そう言って友人は出ていってしまいました。

一人残された私。昼間の髪の毛のこともあってさすがに心細い。

大丈夫。ここは新築よ。

友人に言った言葉を自分に言い聞かせ、私はシャワーを浴びることにしました。

『霊感が強い』なんていうのも考え物ね。

人の引っ越しを台無しにして。

心の中で友人に悪態をつきながらシャンプーをしていると…頭に違和感があります。

頭皮を傷つけないように爪を立てずに、指の腹でマッサージをするように…いつも通りのやり方です。

でも、おかしい。

……?

私はシャンプーの手を止めました。

……!

私は頭に置いていた両手を、おそるおそる目の前に持ってきました。

……!

爪を立てずに、指の腹でマッサージをするように…もう一つの手が私の髪を洗っています。

「誰!?」

振り向くと、顔の焼けただれた女性(でしょうか?)が私の頭の上に片手をのせたまま…。

「…きれいな…か……み……ね…」

確かに女性の声でした。

シャワーの音で気が付きました。

私はシャンプーの泡を流さないまま気絶していたので、髪の毛がごわごわです。

そんなことを気にしている場合ではありませんでした。

さっと泡を洗い流し、着の身着のままマンションを飛び出しました。

電話ボックスから友人のケータイに電話し、ファミレスで合流。

「やっぱり。

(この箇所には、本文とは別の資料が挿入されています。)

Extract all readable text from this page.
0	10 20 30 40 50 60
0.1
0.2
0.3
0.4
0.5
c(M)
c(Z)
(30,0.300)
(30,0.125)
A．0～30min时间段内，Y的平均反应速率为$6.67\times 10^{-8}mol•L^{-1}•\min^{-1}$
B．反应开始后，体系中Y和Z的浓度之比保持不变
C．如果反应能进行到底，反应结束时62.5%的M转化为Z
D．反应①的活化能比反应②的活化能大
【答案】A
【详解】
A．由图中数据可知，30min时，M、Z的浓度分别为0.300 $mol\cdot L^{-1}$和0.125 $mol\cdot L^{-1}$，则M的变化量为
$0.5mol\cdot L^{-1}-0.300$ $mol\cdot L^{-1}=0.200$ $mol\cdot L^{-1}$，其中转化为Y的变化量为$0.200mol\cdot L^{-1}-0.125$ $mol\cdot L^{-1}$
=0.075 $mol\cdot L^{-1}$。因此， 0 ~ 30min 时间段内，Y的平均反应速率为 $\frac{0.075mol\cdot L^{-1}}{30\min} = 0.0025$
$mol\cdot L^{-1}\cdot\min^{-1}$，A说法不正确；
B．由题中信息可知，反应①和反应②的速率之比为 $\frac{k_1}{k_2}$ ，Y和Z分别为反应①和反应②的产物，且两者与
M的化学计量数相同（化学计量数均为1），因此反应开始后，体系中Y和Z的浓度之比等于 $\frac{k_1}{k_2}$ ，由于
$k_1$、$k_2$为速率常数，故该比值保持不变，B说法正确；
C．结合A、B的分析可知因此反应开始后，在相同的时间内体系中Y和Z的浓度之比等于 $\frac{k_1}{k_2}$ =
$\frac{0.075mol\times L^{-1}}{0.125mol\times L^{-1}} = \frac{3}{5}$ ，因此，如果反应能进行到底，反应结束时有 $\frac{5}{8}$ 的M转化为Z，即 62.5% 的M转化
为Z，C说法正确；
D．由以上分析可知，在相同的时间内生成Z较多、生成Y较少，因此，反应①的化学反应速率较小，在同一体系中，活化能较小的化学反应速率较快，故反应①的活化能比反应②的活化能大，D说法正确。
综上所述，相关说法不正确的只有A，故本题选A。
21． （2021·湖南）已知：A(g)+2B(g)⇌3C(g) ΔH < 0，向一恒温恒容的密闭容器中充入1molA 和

明日、不動産屋に聞いてみましょう。付いていってあげるから」

翌日、不動産屋に聞いた話はこんな感じでした。

マンションが建つ前、そこには1件の家と花屋さんがあったそうです。

花屋の娘さんは、長い髪が自慢の美人でした。

ところが、その家で火事が起こってしまったのです。

お風呂場のガス釜が爆発したのです。

居合わせた娘さんは顔を大やけどし、自慢の髪もほとんどが焼けこげてしまいました。

娘さんは恋人にもふられ、ひきこもりがちに。

一掴みだけ残った髪の毛をそれはそれは大事にしていたそうです。

シャンプー、トリートメント、リンスを1日に何度も繰り返し、鏡の前で髪をとかしながら、

「……私の髪、きれい?」

「……私の髪、きれい?」

何度も母親に尋ねていました。

ところがそのわずかな髪も、精神的ショックと手入れのしすぎで抜け始めてしまったのです。

娘さんはお風呂場で手首を切って自殺しました。

お母さんが買ってきてくれた新しいリンスをまるまる1本、1度に使い切ってから。

「ちょうどお嬢さんのような、髪のきれいな娘さんだったよ」

不動産屋は私を懐かしそうに見つめて、そう言いました。